问题
I am fairly new to python and I could not figure out how to do the following.
I have a list of (word, tag) tuples
a = [('Run', 'Noun'),('Run', 'Verb'),('The', 'Article'),('Run', 'Noun'),('The', 'DT')]
I am trying to find all tags that has been assigned to each word and collect their counts.

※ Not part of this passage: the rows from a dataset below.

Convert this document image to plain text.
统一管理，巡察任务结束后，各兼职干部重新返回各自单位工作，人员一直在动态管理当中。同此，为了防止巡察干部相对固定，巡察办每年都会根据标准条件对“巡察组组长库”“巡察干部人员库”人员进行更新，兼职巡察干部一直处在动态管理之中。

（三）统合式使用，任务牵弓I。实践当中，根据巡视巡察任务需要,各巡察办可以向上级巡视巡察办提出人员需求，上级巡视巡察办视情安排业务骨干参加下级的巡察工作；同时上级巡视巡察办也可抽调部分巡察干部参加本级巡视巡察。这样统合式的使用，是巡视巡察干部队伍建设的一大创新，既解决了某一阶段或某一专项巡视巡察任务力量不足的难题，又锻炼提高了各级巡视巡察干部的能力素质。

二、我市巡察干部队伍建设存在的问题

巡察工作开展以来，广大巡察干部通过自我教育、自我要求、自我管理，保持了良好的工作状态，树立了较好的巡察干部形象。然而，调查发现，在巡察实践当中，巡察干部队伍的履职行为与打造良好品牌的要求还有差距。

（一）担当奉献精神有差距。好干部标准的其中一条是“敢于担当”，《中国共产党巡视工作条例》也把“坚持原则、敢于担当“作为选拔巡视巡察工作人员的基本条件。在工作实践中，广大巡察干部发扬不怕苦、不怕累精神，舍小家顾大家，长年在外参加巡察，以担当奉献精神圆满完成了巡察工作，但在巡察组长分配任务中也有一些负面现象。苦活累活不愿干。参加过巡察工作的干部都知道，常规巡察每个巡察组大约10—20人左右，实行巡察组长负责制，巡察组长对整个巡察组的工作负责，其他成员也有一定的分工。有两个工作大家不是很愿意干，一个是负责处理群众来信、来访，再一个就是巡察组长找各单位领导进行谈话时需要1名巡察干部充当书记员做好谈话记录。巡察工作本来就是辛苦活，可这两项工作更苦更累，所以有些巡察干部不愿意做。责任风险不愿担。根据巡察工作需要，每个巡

For example, word "run" has been tagged twice to 'Noun' and once to 'Verb'.
To clarify: I would like to create another list of tuples that contains (word, tag, count)
回答1:
You can use collections.Counter:
>>> import collections
>>> a = [('Run', 'Noun'),('Run', 'Verb'),('The', 'Article'),('Run', 'Noun'),('The', 'DT')]
>>> counter = collections.Counter(a)
Counter({('Run', 'Noun'): 2, ('Run', 'Verb'): 1, ... })
>>> result = {}
>>> for (tag, word), count in counter.items():
... result.setdefault(tag, []).append({word: count})
>>> print(result)
{'Run': [{'Noun': 2}, {'Verb': 1}], 'The': [{'Article': 1}, {'DT': 1}]}
回答2:
Pretty easy with a defaultdict:
>>> from collections import defaultdict
>>> output = defaultdict(defaultdict(int).copy)
>>> for word, tag in a:
... output[word][tag] += 1
...
>>> output
defaultdict(<function copy>,
{'Run': defaultdict(int, {'Noun': 2, 'Verb': 1}),
'The': defaultdict(int, {'Article': 1, 'DT': 1})})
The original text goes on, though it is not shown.